La France crée « des aires marines protégées où tout est autorisé », selon un chercheur

La France crée « des aires marines protégées où tout est autorisé », selon un chercheur

La France crée énormément d'aires marines protégées (AMP) « où tout est autorisé » mais compte très peu de zones en protection intégrale, qui sont les seules à apporter des bénéfices avérés pour la pêche, souligne Joachim Claudet, directeur de recherche au CNRS et spécialiste de la durabilité des systèmes socio-écologiques côtiers et marins.

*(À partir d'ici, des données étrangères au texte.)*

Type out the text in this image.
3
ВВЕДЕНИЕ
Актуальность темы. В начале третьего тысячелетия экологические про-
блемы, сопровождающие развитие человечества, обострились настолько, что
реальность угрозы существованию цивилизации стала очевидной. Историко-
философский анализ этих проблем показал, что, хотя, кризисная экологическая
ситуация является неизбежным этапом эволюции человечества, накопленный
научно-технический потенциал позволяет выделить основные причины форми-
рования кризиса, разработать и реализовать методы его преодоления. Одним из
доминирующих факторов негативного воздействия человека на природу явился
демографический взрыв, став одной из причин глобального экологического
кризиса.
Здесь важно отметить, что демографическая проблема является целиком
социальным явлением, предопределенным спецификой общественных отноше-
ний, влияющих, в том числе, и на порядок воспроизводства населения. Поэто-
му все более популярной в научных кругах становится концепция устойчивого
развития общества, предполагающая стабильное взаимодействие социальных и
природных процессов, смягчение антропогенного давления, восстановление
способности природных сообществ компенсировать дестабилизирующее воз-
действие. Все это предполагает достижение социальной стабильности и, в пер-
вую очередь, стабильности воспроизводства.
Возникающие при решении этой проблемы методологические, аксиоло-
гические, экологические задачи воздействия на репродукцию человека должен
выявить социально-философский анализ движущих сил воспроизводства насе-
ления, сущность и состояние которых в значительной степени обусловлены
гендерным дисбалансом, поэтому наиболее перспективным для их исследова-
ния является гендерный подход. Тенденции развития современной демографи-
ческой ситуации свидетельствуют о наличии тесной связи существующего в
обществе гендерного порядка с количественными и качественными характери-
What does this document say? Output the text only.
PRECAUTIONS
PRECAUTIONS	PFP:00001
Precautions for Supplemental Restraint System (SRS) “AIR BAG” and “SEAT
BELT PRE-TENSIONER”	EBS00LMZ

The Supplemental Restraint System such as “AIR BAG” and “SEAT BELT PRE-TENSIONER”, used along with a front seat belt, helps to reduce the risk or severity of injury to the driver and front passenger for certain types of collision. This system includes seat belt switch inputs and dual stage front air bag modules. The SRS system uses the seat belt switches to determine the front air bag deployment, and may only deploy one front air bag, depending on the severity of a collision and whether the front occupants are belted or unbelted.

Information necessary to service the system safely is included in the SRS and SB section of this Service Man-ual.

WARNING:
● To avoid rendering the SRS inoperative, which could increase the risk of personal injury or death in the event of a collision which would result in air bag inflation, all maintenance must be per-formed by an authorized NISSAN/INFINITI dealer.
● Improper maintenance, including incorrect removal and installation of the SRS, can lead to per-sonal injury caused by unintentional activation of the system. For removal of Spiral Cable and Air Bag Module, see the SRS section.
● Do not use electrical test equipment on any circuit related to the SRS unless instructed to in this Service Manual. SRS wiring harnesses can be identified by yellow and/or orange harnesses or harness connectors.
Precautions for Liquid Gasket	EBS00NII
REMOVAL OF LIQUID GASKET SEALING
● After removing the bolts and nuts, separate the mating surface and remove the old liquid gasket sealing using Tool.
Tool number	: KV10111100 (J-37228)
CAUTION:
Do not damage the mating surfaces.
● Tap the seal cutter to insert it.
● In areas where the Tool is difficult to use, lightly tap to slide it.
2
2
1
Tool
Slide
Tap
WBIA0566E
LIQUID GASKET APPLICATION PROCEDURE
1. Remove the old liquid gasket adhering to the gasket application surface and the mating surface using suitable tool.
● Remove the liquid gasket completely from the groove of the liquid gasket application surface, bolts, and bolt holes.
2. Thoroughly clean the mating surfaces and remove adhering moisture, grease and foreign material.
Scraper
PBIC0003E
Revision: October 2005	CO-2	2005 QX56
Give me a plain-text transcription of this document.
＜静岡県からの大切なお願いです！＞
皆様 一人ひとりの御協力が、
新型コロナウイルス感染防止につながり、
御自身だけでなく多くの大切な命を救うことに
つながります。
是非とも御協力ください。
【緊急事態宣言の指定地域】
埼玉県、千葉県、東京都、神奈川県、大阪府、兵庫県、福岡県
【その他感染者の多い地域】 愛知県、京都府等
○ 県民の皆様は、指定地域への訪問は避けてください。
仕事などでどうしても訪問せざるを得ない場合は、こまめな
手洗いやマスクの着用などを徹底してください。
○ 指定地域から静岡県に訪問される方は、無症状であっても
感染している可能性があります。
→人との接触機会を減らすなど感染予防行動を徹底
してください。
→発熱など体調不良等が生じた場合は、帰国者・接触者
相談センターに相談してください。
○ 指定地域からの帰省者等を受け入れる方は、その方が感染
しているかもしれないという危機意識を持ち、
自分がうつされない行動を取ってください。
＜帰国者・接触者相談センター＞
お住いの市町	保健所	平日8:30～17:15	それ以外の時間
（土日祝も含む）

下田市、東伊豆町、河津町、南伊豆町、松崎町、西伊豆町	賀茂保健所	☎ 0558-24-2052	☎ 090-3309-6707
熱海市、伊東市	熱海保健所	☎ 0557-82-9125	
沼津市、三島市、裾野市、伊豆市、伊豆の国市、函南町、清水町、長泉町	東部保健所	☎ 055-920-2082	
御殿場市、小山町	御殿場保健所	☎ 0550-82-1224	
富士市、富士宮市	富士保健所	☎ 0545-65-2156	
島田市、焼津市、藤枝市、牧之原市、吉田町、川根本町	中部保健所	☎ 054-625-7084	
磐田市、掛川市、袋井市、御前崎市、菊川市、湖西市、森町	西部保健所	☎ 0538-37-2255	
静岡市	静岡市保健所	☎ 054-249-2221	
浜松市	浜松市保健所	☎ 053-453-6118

« Les bénéfices des AMP sont largement démontrés dans la littérature scientifique : quand on élimine la mortalité par pêche et la destruction des habitats, les écosystèmes se régénèrent » explique le chercheur dans une interview accordée à l’AFP. « Les poissons, contrairement à beaucoup d'autres animaux, ne cessent jamais de grandir. Donc, si on ne les tue pas, leur capacité à se reproduire, à avoir des œufs, augmente exponentiellement avec la taille ».

Les Aires marines protégées permettent, rappelle-t-il, aux poissons de grandir, « et il y a des effets de débordement des adultes, ou une exportation de larves et d'œufs qui peuvent repeupler les zones avoisinantes pour la pêche ». « Il y aussi un meilleur cycle du carbone qui joue un rôle dans l'atténuation du changement climatique ».

Les AMP ont aussi l’intérêt de créer différentes zones, qui auront différentes vocations, notamment le maintien des activités locales, traditionnelles, en particulier de la petite pêche côtière. « Il y a des bénéfices socio-économiques, montrant qu'on peut maintenir ou augmenter le revenu des pêcheurs ». « Mais pour qu'il y ait des bénéfices pour la pêche en termes de capture ou de revenus, il faut de la protection intégrale, des zones de non-pêche, pour que la pêche en bénéficie » tempère Joachim Claudet qui souligne la nécessité du temps pour en voir les effets.  

La France, 2ème ZEE du monde, « est extraordinaire, elle a déjà atteint l'objectif de 30% d'aires marines protégées » et « quand la France fait quelque chose au niveau de l'océan, selon la qualité de ce qui est fait, ça a un impact au niveau mondial ». Mais dans ces 30%, ce qui est en protection intégrale, « donc les niveaux de protection qui peuvent fournir des bénéfices, c'est à peu près 1,6% », essentiellement dans des territoires lointains, dans les terres australes et antarctiques françaises (TAAF).

« Dans le reste des AMP, il n'y a quasiment rien qui est réglementé. Il n'y a pas de différence entre l'intérieur et l'extérieur » déplore le chercheur qui dénonce aussi « des situations un peu aberrantes ». « En Méditerranée, la France déclare 60% d'aires marines protégées. 60% ! Aucun scientifique, aucun, ne vous dira qu'il faut protéger 60% d'un territoire. Le but, c'est de soutenir nos activités dans l'océan, ce n'est pas de tout protéger ».

« Le problème, c'est que maintenant c'est difficile de faire de réelles aires marines protégées. Parce que ça apporterait énormément de contraintes d'un coup. Il aurait fallu en faire moins, mais mieux. La France s'est tendue un piège toute seule », ajoute-t-il.

Pendant très longtemps, beaucoup de pays ne faisaient pas mieux en termes de protection intégrale. « Mais il y a quand même des pays qui font beaucoup mieux. Par exemple, les États-Unis ont beaucoup plus de protection intégrale que la France (…), l'Allemagne a maintenant comme cible de faire 10% de protection intégrale, le Royaume-Uni et l'Irlande sont en train d'éliminer le chalutage de leurs aires marines protégées », poursuit le chercheur qui conclut : « C'est la stratégie française de faire des aires marines protégées pas comme les autres, où tout est autorisé ».